Rheinpfalz Lärche und Eiche stehen bei Holzauktion hoch im Kurs (mit Video)

Forstamtsleiterin Gabi Kleinhempel (Mitte) erläuterte den Bietern einiges über die zur Auswahl stehenden Hölzer.
Forstamtsleiterin Gabi Kleinhempel (Mitte) erläuterte den Bietern einiges über die zur Auswahl stehenden Hölzer.

56 Stämme 16 verschiedener Baumarten lockten zahlreiche „Holzwürmer“ am Samstagvormittag zu den Lauterecker Holzschnäppchen auf dem Holzlagerplatz „Staudacker“. Die Versteigerungsaktion erfreut sich seit zwei Jahrzehnten großer Beliebtheit.
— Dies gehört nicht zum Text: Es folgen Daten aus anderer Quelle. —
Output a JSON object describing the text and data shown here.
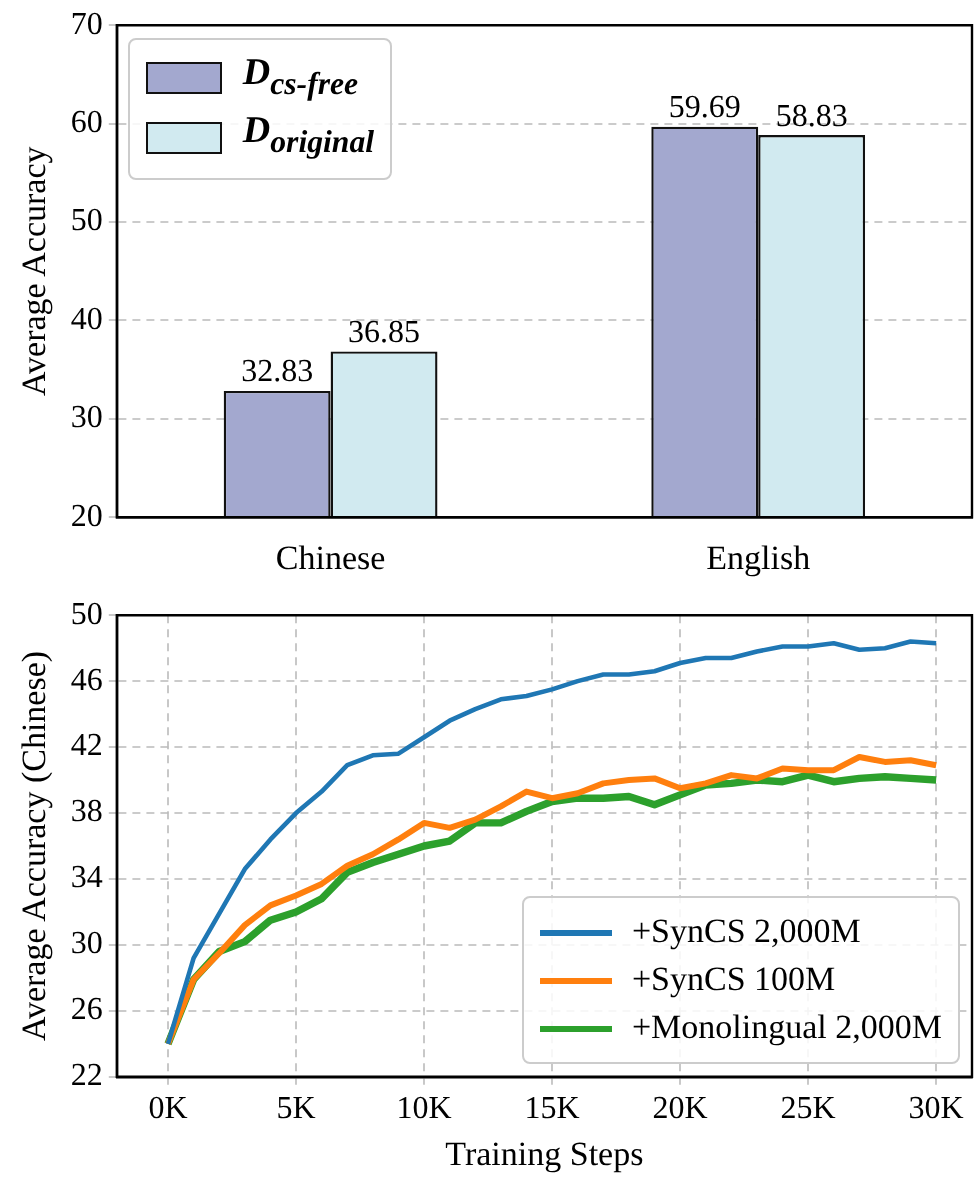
{
  "chart_data": [
    {
      "type": "bar",
      "categories": [
        "Chinese",
        "English"
      ],
      "ylabel": "Average Accuracy",
      "ylim": [
        20,
        70
      ],
      "yticks": [
        20,
        30,
        40,
        50,
        60,
        70
      ],
      "grid": "y",
      "legend": "top left",
      "data_labels": true,
      "series": [
        {
          "name": "D$_{cs-free}$",
          "color": "#a3a8cf",
          "values": [
            32.83,
            59.69
          ]
        },
        {
          "name": "D$_{original}$",
          "color": "#d1eaf0",
          "values": [
            36.85,
            58.83
          ]
        }
      ]
    },
    {
      "type": "line",
      "xlabel": "Training Steps",
      "ylabel": "Average Accuracy (Chinese)",
      "x": [
        0,
        1000,
        2000,
        3000,
        4000,
        5000,
        6000,
        7000,
        8000,
        9000,
        10000,
        11000,
        12000,
        13000,
        14000,
        15000,
        16000,
        17000,
        18000,
        19000,
        20000,
        21000,
        22000,
        23000,
        24000,
        25000,
        26000,
        27000,
        28000,
        29000,
        30000
      ],
      "xlim": [
        -2000,
        31400
      ],
      "xticks": [
        {
          "value": 0,
          "label": "0K"
        },
        {
          "value": 5000,
          "label": "5K"
        },
        {
          "value": 10000,
          "label": "10K"
        },
        {
          "value": 15000,
          "label": "15K"
        },
        {
          "value": 20000,
          "label": "20K"
        },
        {
          "value": 25000,
          "label": "25K"
        },
        {
          "value": 30000,
          "label": "30K"
        }
      ],
      "ylim": [
        22,
        50
      ],
      "yticks": [
        22,
        26,
        30,
        34,
        38,
        42,
        46,
        50
      ],
      "grid": true,
      "legend": "bottom right",
      "marker": "none",
      "line_style": "solid",
      "series": [
        {
          "name": "+SynCS 2,000M",
          "color": "#1f77b4",
          "values": [
            24,
            29.2,
            31.9,
            34.6,
            36.4,
            38.0,
            39.3,
            40.9,
            41.5,
            41.6,
            42.6,
            43.6,
            44.3,
            44.9,
            45.1,
            45.5,
            46.0,
            46.4,
            46.4,
            46.6,
            47.1,
            47.4,
            47.4,
            47.8,
            48.1,
            48.1,
            48.3,
            47.9,
            48.0,
            48.4,
            48.3
          ]
        },
        {
          "name": "+SynCS 100M",
          "color": "#ff7f0e",
          "values": [
            24,
            27.9,
            29.5,
            31.2,
            32.4,
            33.0,
            33.7,
            34.8,
            35.5,
            36.4,
            37.4,
            37.1,
            37.6,
            38.4,
            39.3,
            38.9,
            39.2,
            39.8,
            40.0,
            40.1,
            39.5,
            39.8,
            40.3,
            40.1,
            40.7,
            40.6,
            40.6,
            41.4,
            41.1,
            41.2,
            40.9
          ]
        },
        {
          "name": "+Monolingual 2,000M",
          "color": "#2ca02c",
          "values": [
            24,
            27.9,
            29.6,
            30.2,
            31.5,
            32.0,
            32.8,
            34.4,
            35.0,
            35.5,
            36.0,
            36.3,
            37.4,
            37.4,
            38.1,
            38.7,
            38.9,
            38.9,
            39.0,
            38.5,
            39.1,
            39.7,
            39.8,
            40.0,
            39.9,
            40.3,
            39.9,
            40.1,
            40.2,
            40.1,
            40.0
          ]
        }
      ]
    }
  ]
}
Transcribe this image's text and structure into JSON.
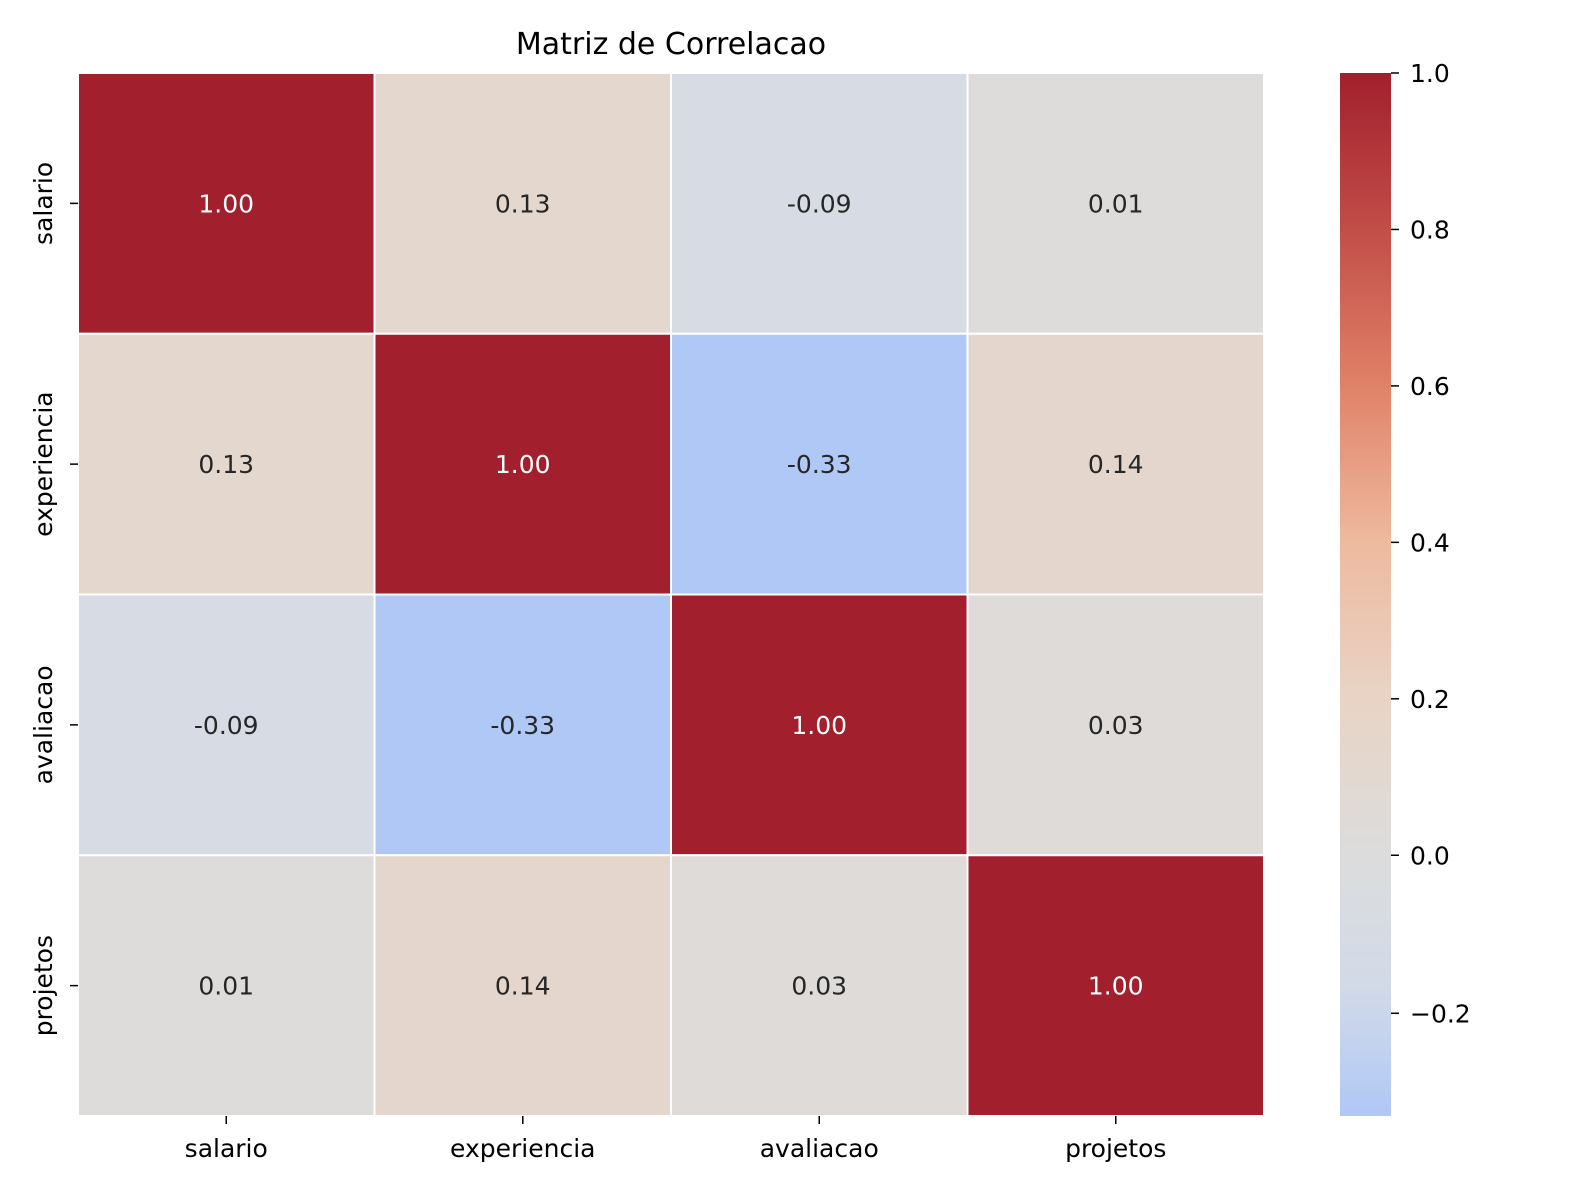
{
  "chart_data": {
    "type": "heatmap",
    "title": "Matriz de Correlacao",
    "xlabel": "",
    "ylabel": "",
    "x_categories": [
      "salario",
      "experiencia",
      "avaliacao",
      "projetos"
    ],
    "y_categories": [
      "salario",
      "experiencia",
      "avaliacao",
      "projetos"
    ],
    "values": [
      [
        1.0,
        0.13,
        -0.09,
        0.01
      ],
      [
        0.13,
        1.0,
        -0.33,
        0.14
      ],
      [
        -0.09,
        -0.33,
        1.0,
        0.03
      ],
      [
        0.01,
        0.14,
        0.03,
        1.0
      ]
    ],
    "annotations": [
      [
        "1.00",
        "0.13",
        "-0.09",
        "0.01"
      ],
      [
        "0.13",
        "1.00",
        "-0.33",
        "0.14"
      ],
      [
        "-0.09",
        "-0.33",
        "1.00",
        "0.03"
      ],
      [
        "0.01",
        "0.14",
        "0.03",
        "1.00"
      ]
    ],
    "colormap": "coolwarm",
    "center": 0,
    "vmin": -0.33,
    "vmax": 1.0,
    "colorbar": {
      "ticks": [
        1.0,
        0.8,
        0.6,
        0.4,
        0.2,
        0.0,
        -0.2
      ],
      "tick_labels": [
        "1.0",
        "0.8",
        "0.6",
        "0.4",
        "0.2",
        "0.0",
        "−0.2"
      ]
    },
    "cell_border_color": "#ffffff",
    "annotation_dark_color": "#262626",
    "annotation_light_color": "#ffffff"
  }
}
Rund 73 Festmeter Holz füllten zum 20. Jubiläum den Holzlagerplatz und boten Stammkunden wie auch Neulingen eine große Auswahl. Ob Eiche, Esche, Erle, Kiefer, Nuss, Kirsche, Ahorn, Buche, Linde, Birne, Robinie, Fichte, Lärche, Douglasie, Weißtanne oder Weymouthskiefer – das Forstamt Kusel hatte keine Mühe gescheut, die qualitativ hochwertigsten Stämme zu präsentieren. Als Service bot das Forstamt an, für eine Transportkostenpauschale von 19 Euro die erworbenen Stämme in das Sägewerk Brücher nach Rathsweiler bringen zu lassen. Für eine kleine Aufwärmung sorgten die Veranstalter mit Glühwein und Bratwürsten. Die Leiterin des Forstamts Kusel, Gabi Kleinhempel, übernahm die Begrüßung der Besucher und überreichte Inge Hilbert als Dankeschön für die tatkräftige Unterstützung in den vergangenen 20 Jahren eine kleine Aufmerksamkeit. Mathias Lukas, Besitzer des Motorsägenmuseums in Lauterecken, präsentierte außerdem vier seiner Motorsägen. Zusammen mit seinem Sohn führte er zur allgemeinen Begeisterung die Säge „Mercury“ mit einem Meter Schnittlänge vor, die aus dem Jahr 1943 stammt. Weiterhin demonstrierte Rüdiger Kriese mit seinem Ardenner-Pferd, wie man früher die schweren Holzstämme aus dem Wald zog.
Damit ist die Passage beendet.